Patients Empowered by Collaborative Care

The patient’s place in managing their own health care has evolved over time and today, individuals are encouraged to take an active role alongside medical professionals and caregivers. Person-centered care includes the patient, giving them a voice, and helping to alleviate anxiety and empower the individual.

According to a recent McMaster Optimal Aging Portal post, being a self-advocate and collaborating with healthcare providers can empower patients, especially people with chronic illness.  Older adults and individuals with ongoing health conditions benefit not only from personalized care planning but also by communicating their end-of-life wishes.  

The majority of seniors, approximately 85 percent, have at least one chronic health condition and according to the Centers for Disease Control and Prevention, about 60 percent of older adults have at least two chronic conditions.  Care planning that includes the patients has been found to help boost confidence in self-management of diseases and improve outcomes among people with diabetes, asthma, and depression. 

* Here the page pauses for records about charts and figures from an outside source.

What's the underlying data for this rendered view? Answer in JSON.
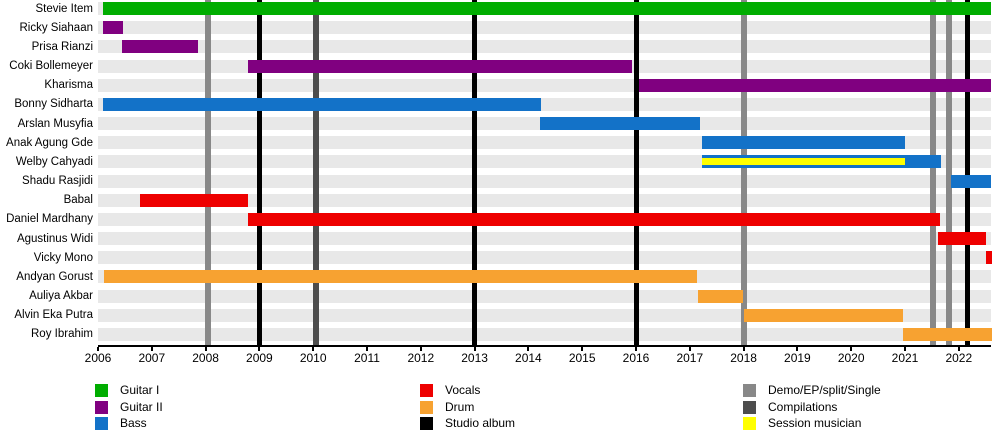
{
  "colors": {
    "guitar1": "#00ad00",
    "guitar2": "#800080",
    "bass": "#1372c8",
    "vocals": "#ee0000",
    "drum": "#f7a231",
    "album": "#000000",
    "demo": "#888888",
    "compilation": "#4d4d4d",
    "session": "#ffff00",
    "row_band": "#e8e8e8",
    "background": "#ffffff"
  },
  "chart_data": {
    "type": "timeline",
    "title": "",
    "x_axis": {
      "range": [
        2006,
        2022.6
      ],
      "ticks": [
        2006,
        2007,
        2008,
        2009,
        2010,
        2011,
        2012,
        2013,
        2014,
        2015,
        2016,
        2017,
        2018,
        2019,
        2020,
        2021,
        2022
      ],
      "grid": false
    },
    "members": [
      {
        "name": "Stevie Item",
        "role": "guitar1",
        "segments": [
          [
            2006.1,
            2022.6
          ]
        ]
      },
      {
        "name": "Ricky Siahaan",
        "role": "guitar2",
        "segments": [
          [
            2006.1,
            2006.46
          ]
        ]
      },
      {
        "name": "Prisa Rianzi",
        "role": "guitar2",
        "segments": [
          [
            2006.45,
            2007.86
          ]
        ]
      },
      {
        "name": "Coki Bollemeyer",
        "role": "guitar2",
        "segments": [
          [
            2008.79,
            2015.93
          ]
        ]
      },
      {
        "name": "Kharisma",
        "role": "guitar2",
        "segments": [
          [
            2016.05,
            2022.6
          ]
        ]
      },
      {
        "name": "Bonny Sidharta",
        "role": "bass",
        "segments": [
          [
            2006.1,
            2014.23
          ]
        ]
      },
      {
        "name": "Arslan Musyfia",
        "role": "bass",
        "segments": [
          [
            2014.22,
            2017.19
          ]
        ]
      },
      {
        "name": "Anak Agung Gde",
        "role": "bass",
        "segments": [
          [
            2017.23,
            2021.0
          ]
        ]
      },
      {
        "name": "Welby Cahyadi",
        "role": "bass",
        "segments": [
          [
            2017.23,
            2021.67
          ]
        ],
        "session_segments": [
          [
            2017.23,
            2021.0
          ]
        ]
      },
      {
        "name": "Shadu Rasjidi",
        "role": "bass",
        "segments": [
          [
            2021.85,
            2022.6
          ]
        ]
      },
      {
        "name": "Babal",
        "role": "vocals",
        "segments": [
          [
            2006.78,
            2008.79
          ]
        ]
      },
      {
        "name": "Daniel Mardhany",
        "role": "vocals",
        "segments": [
          [
            2008.79,
            2021.65
          ]
        ]
      },
      {
        "name": "Agustinus Widi",
        "role": "vocals",
        "segments": [
          [
            2021.62,
            2022.51
          ]
        ]
      },
      {
        "name": "Vicky Mono",
        "role": "vocals",
        "segments": [
          [
            2022.5,
            2022.62
          ]
        ]
      },
      {
        "name": "Andyan Gorust",
        "role": "drum",
        "segments": [
          [
            2006.11,
            2017.13
          ]
        ]
      },
      {
        "name": "Auliya Akbar",
        "role": "drum",
        "segments": [
          [
            2017.15,
            2017.99
          ]
        ]
      },
      {
        "name": "Alvin Eka Putra",
        "role": "drum",
        "segments": [
          [
            2018.01,
            2020.96
          ]
        ]
      },
      {
        "name": "Roy Ibrahim",
        "role": "drum",
        "segments": [
          [
            2020.96,
            2022.62
          ]
        ]
      }
    ],
    "release_lines": [
      {
        "year": 2008.05,
        "type": "demo"
      },
      {
        "year": 2009.0,
        "type": "album"
      },
      {
        "year": 2010.05,
        "type": "compilation"
      },
      {
        "year": 2013.0,
        "type": "album"
      },
      {
        "year": 2016.0,
        "type": "album"
      },
      {
        "year": 2018.0,
        "type": "demo"
      },
      {
        "year": 2021.52,
        "type": "demo"
      },
      {
        "year": 2021.82,
        "type": "demo"
      },
      {
        "year": 2022.17,
        "type": "album"
      }
    ],
    "legend": {
      "columns": [
        [
          {
            "key": "guitar1",
            "label": "Guitar I"
          },
          {
            "key": "guitar2",
            "label": "Guitar II"
          },
          {
            "key": "bass",
            "label": "Bass"
          }
        ],
        [
          {
            "key": "vocals",
            "label": "Vocals"
          },
          {
            "key": "drum",
            "label": "Drum"
          },
          {
            "key": "album",
            "label": "Studio album"
          }
        ],
        [
          {
            "key": "demo",
            "label": "Demo/EP/split/Single"
          },
          {
            "key": "compilation",
            "label": "Compilations"
          },
          {
            "key": "session",
            "label": "Session musician"
          }
        ]
      ]
    }
  }
}
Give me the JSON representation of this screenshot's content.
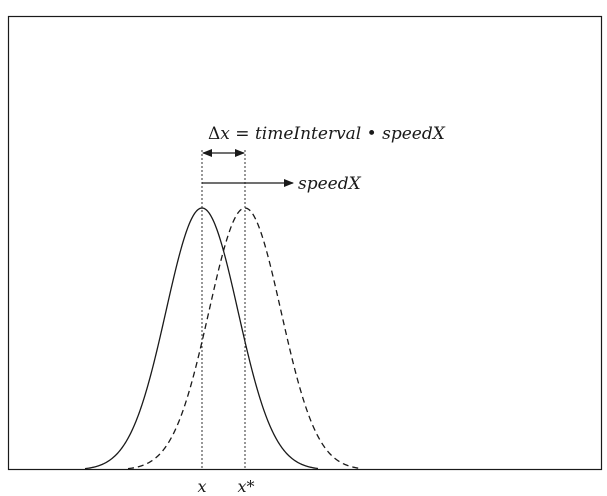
{
  "diagram": {
    "equation": {
      "delta": "Δ",
      "lhs_var": "x",
      "equals": " = ",
      "rhs": "timeInterval",
      "dot": " • ",
      "speed": "speedX"
    },
    "velocity_label": "speedX",
    "x_label": "x",
    "xstar_label": "x*",
    "colors": {
      "stroke": "#1a1a1a",
      "background": "#ffffff"
    }
  }
}
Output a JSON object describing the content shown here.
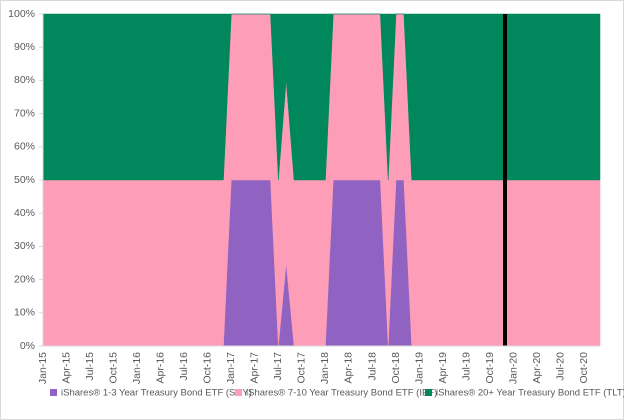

Person-centered care involving the individual as well as the care team can also help caregivers avoid burnout and reduce stress when they are able to communicate their needs and work to find solutions collaboratively.  Creating a personalized care plan not only can improve health outcomes, planning ahead can help families cope better during a health crisis, relieving some of the anxiety during stressful times.   Many families avoid end-of-life discussions believing them to be morbid and depressing, but many older adults want to be involved in decision-making while they are able to communicate their treatment preferences.

Being proactive about one’s own health care is not only empowering for seniors; a collaborative care strategy takes the guesswork and stress out of decision-making for loved ones.  Research has found that although many families shy away from talking about advanced-care directives, studies have found that relatives do not always predict their loved-ones wishes accurately.  Documenting end-of-life wishes and treatment decisions can increase the likelihood that the patient’s wishes are followed and unnecessary and stressful hospitalizations are avoided.